They called her “Cornbread.”
Not because of where she was from — but because of what her husband was eating when she pulled the trigger.
Conley, now serving a life sentence, has become known across true-crime documentaries as “The Cornbread Killer.” Her case is one of love, addiction, and fatal decisions that left a family shattered and a community stunned.
She met her husband when she was just 18 years old and he was 42 — a 24-year age difference. Despite the difference in age, the two stayed together for nearly 20 years. But behind closed doors, Conley says their relationship was full of arguments, drug use, and emotional distance.
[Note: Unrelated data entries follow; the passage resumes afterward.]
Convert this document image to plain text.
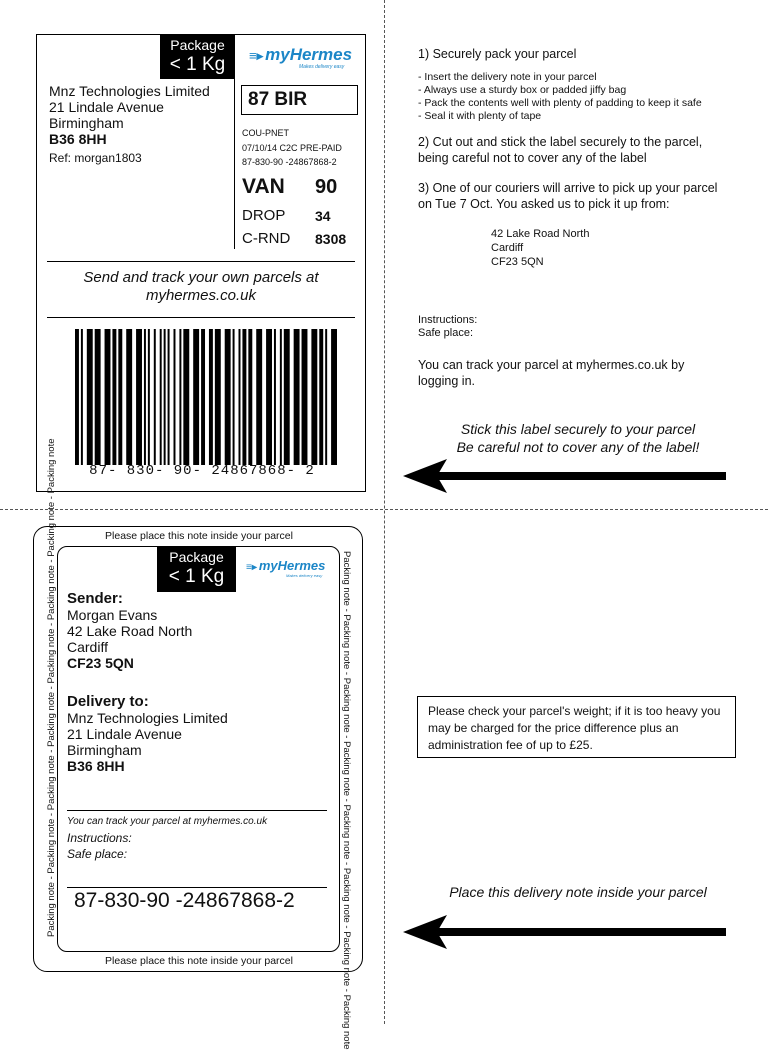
Package
< 1 Kg	≡▸ myHermes
Makes delivery easy
Mnz Technologies Limited
21 Lindale Avenue
Birmingham
B36 8HH
Ref: morgan1803
87 BIR
COU-PNET
07/10/14 C2C PRE-PAID
87-830-90 -24867868-2
VAN 90
DROP 34
C-RND 8308
Send and track your own parcels at
myhermes.co.uk
87- 830- 90- 24867868- 2
1) Securely pack your parcel
- Insert the delivery note in your parcel
- Always use a sturdy box or padded jiffy bag
- Pack the contents well with plenty of padding to keep it safe
- Seal it with plenty of tape
2) Cut out and stick the label securely to the parcel,
being careful not to cover any of the label
3) One of our couriers will arrive to pick up your parcel
on Tue 7 Oct. You asked us to pick it up from:
42 Lake Road North
Cardiff
CF23 5QN
Instructions:
Safe place:
You can track your parcel at myhermes.co.uk by
logging in.
Stick this label securely to your parcel
Be careful not to cover any of the label!
Please place this note inside your parcel
Please place this note inside your parcel
Packing note - Packing note - Packing note - Packing note - Packing note - Packing note - Packing note - Packing note	Packing note - Packing note - Packing note - Packing note - Packing note - Packing note - Packing note - Packing note
Package
< 1 Kg	≡▸ myHermes
Makes delivery easy
Sender:
Morgan Evans
42 Lake Road North
Cardiff
CF23 5QN
Delivery to:
Mnz Technologies Limited
21 Lindale Avenue
Birmingham
B36 8HH
You can track your parcel at myhermes.co.uk
Instructions:
Safe place:
87-830-90 -24867868-2
Please check your parcel's weight; if it is too heavy you may be charged for the price difference plus an administration fee of up to £25.
Place this delivery note inside your parcel
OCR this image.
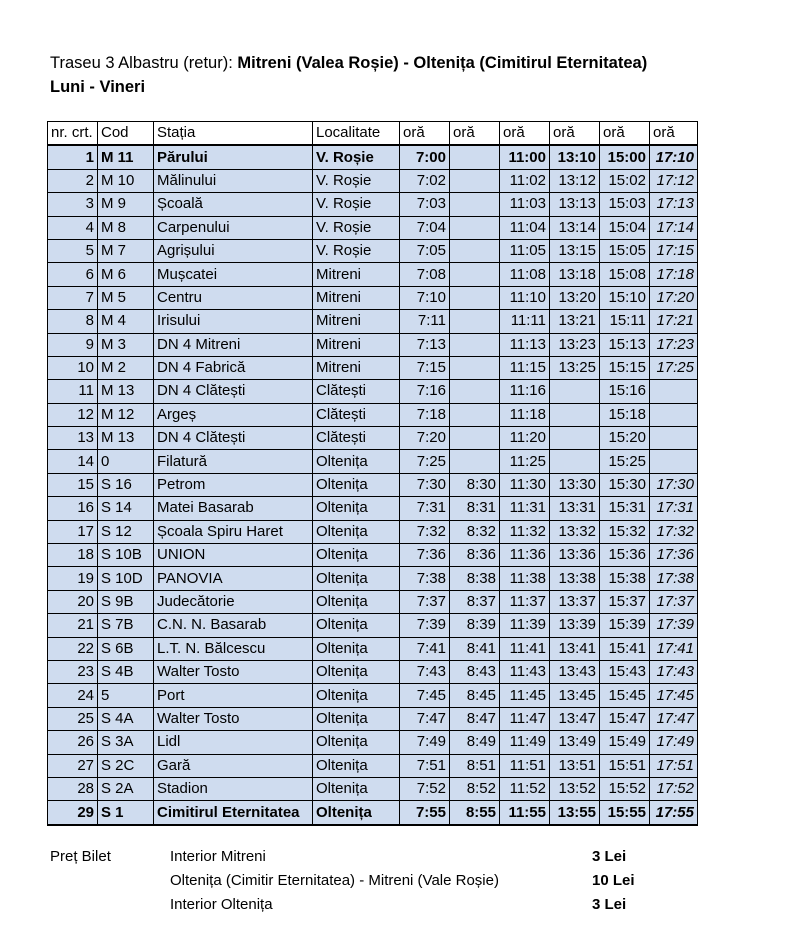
Traseu 3 Albastru (retur): Mitreni (Valea Roșie) - Oltenița (Cimitirul Eternitatea)
Luni - Vineri
nr. crt.	Cod	Stația	Localitate	oră	oră	oră	oră	oră	oră
1	M 11	Părului	V. Roșie	7:00		11:00	13:10	15:00	17:10
2	M 10	Mălinului	V. Roșie	7:02		11:02	13:12	15:02	17:12
3	M 9	Școală	V. Roșie	7:03		11:03	13:13	15:03	17:13
4	M 8	Carpenului	V. Roșie	7:04		11:04	13:14	15:04	17:14
5	M 7	Agrișului	V. Roșie	7:05		11:05	13:15	15:05	17:15
6	M 6	Mușcatei	Mitreni	7:08		11:08	13:18	15:08	17:18
7	M 5	Centru	Mitreni	7:10		11:10	13:20	15:10	17:20
8	M 4	Irisului	Mitreni	7:11		11:11	13:21	15:11	17:21
9	M 3	DN 4 Mitreni	Mitreni	7:13		11:13	13:23	15:13	17:23
10	M 2	DN 4 Fabrică	Mitreni	7:15		11:15	13:25	15:15	17:25
11	M 13	DN 4 Clătești	Clătești	7:16		11:16		15:16	
12	M 12	Argeș	Clătești	7:18		11:18		15:18	
13	M 13	DN 4 Clătești	Clătești	7:20		11:20		15:20	
14	0	Filatură	Oltenița	7:25		11:25		15:25	
15	S 16	Petrom	Oltenița	7:30	8:30	11:30	13:30	15:30	17:30
16	S 14	Matei Basarab	Oltenița	7:31	8:31	11:31	13:31	15:31	17:31
17	S 12	Școala Spiru Haret	Oltenița	7:32	8:32	11:32	13:32	15:32	17:32
18	S 10B	UNION	Oltenița	7:36	8:36	11:36	13:36	15:36	17:36
19	S 10D	PANOVIA	Oltenița	7:38	8:38	11:38	13:38	15:38	17:38
20	S 9B	Judecătorie	Oltenița	7:37	8:37	11:37	13:37	15:37	17:37
21	S 7B	C.N. N. Basarab	Oltenița	7:39	8:39	11:39	13:39	15:39	17:39
22	S 6B	L.T. N. Bălcescu	Oltenița	7:41	8:41	11:41	13:41	15:41	17:41
23	S 4B	Walter Tosto	Oltenița	7:43	8:43	11:43	13:43	15:43	17:43
24	5	Port	Oltenița	7:45	8:45	11:45	13:45	15:45	17:45
25	S 4A	Walter Tosto	Oltenița	7:47	8:47	11:47	13:47	15:47	17:47
26	S 3A	Lidl	Oltenița	7:49	8:49	11:49	13:49	15:49	17:49
27	S 2C	Gară	Oltenița	7:51	8:51	11:51	13:51	15:51	17:51
28	S 2A	Stadion	Oltenița	7:52	8:52	11:52	13:52	15:52	17:52
29	S 1	Cimitirul Eternitatea	Oltenița	7:55	8:55	11:55	13:55	15:55	17:55
Preț Bilet	Interior Mitreni	3 Lei
Oltenița (Cimitir Eternitatea) - Mitreni (Vale Roșie)	10 Lei
Interior Oltenița	3 Lei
In a prison interview, Conley admits her addiction played a major role in the tragedy. She recalls sitting in the house, mind clouded by drugs, staring at a gun.
“That gun just kept fallin’ over… kept catchin’ my attention,” she said.
“Something was calling me to it.”
Then came the moment that changed everything.
Her husband sat at the table and asked one simple thing:
“Can you make me some cornbread?”
Conley remembers replying, “Yeah, just a minute.”
But instead of heading to the kitchen — she went for the gun.
She shot him.
The man she had spent two decades with died still waiting for his cornbread.
When police arrived, she was calm. She told investigators it was the drugs. The stress. The years of silent resentment. But prosecutors said it was cold-blooded murder.
In court, she showed little emotion. The jury found her guilty of murder, and she was sentenced to life in prison.
To this day, Conley says she regrets it — but admits she can never undo what happened.
“He didn’t deserve it,” she said.
“But I can’t take it back.”
Now the world knows her only by one name — Cornbread — a nickname born out of a meal that was never served, and a life that can never be undone.